Terkait pengembalian kapal setelah ditangkap, Badhar menyebutkan, hal itu benar dilakukan agar nelayan yang bersangkutan bisa kembali mencari ikan. Namun untuk alat tangkap yang ada, telah mereka sita. Alasannya, setelah menangkap kapal, perlu disadarkan dan diberikan kesempatan untuk mencari nafkah.

“Saya sudah prediksi ini akan terjadi. Kalau tindakan, kita sudah beri peringatan tertulis dan meminta mereka buat surat pernyataan tidak mengulang lagi.
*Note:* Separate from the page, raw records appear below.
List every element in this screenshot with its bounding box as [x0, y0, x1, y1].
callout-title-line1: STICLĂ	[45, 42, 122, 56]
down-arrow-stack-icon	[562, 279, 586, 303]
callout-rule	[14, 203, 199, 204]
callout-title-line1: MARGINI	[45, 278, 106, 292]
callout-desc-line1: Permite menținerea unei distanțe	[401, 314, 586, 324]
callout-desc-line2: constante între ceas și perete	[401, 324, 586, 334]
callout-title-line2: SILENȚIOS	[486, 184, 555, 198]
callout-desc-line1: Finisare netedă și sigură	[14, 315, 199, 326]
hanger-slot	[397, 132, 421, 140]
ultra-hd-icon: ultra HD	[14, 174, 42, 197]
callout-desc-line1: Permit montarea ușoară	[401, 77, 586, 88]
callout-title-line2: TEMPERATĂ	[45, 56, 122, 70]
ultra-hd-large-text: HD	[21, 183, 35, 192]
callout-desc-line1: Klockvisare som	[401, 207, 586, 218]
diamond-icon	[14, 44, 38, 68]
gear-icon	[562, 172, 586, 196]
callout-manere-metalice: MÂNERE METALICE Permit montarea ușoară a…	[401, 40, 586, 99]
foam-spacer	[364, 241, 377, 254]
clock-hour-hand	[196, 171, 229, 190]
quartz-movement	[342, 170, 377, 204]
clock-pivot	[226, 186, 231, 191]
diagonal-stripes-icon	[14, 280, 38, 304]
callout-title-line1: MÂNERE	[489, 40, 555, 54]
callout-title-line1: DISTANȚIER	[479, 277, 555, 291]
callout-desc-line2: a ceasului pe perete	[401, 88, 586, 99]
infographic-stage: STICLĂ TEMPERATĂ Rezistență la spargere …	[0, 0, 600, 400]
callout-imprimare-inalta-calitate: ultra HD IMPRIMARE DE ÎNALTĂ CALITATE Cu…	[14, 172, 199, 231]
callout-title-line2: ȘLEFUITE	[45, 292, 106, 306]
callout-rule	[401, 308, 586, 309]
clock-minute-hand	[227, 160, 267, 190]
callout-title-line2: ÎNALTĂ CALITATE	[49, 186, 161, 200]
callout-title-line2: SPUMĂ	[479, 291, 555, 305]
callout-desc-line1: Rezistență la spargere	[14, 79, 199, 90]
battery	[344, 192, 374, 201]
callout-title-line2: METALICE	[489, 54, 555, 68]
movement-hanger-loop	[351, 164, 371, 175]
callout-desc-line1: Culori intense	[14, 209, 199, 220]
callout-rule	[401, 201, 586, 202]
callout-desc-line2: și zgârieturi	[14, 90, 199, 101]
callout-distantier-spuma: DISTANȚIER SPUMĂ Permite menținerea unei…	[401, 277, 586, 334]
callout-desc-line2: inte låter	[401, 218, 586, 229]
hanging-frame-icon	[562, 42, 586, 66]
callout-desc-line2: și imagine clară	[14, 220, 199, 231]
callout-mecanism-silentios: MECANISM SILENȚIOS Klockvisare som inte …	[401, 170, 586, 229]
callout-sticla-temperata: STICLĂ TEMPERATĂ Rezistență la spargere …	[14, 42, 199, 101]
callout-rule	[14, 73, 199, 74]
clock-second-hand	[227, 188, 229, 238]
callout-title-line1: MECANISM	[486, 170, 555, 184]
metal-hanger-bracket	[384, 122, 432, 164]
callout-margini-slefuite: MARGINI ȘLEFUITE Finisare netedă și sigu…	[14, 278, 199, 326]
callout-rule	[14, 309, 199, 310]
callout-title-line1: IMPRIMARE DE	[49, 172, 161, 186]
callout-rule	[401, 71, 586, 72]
Alat tangkap kita serahkan ke Dinas Perikanan dan Kelautan sebagai pembina,” sebutnya.

Sementara nelayan Tanjung Balai Zainal Arifin menyebutkan, persoalan tangkap menangkap kapal pukat trawl dan sejenisnya adalah aturan yang telah ada sejak lama, dimana alat tangkap dalam skala besar memang tidak diperbolehkan beroperasi. Namun meskipun sudah ada aturan, keberadaannya tetap masih banyak dan meresahkan nelayan tradisional.

“Kami minta agar itu ditindak, kenapa harus dilepaskan? Padahal sudah jelas itu ada pidananya. Kalau tidak sanggup menindak, biarkan kami yang menindak. Jangan saat ada pelanggar tidak diberi sanksi tegas, sementara kami yang menindak, dikriminalisasi. Makanya kami minta agar pemerintah dan aparat hukum menertibkan kapal pukat trawl dan sejenisnya itu,” sebutnya.

Menyikapi itu, Wakil Ketua Komisi B DPRD Sumut Aripay Tambunan mengatakan, persoalan ini harus bisa dijelaskan oleh Kementerian KP, mengingat sampai sekarang juga belum ada kejelasan soal pengganti alat tangkap yang disita dan yang dilarang digunakan negara, sebagaimana dijanjikan oleh Kementerian dimaksud.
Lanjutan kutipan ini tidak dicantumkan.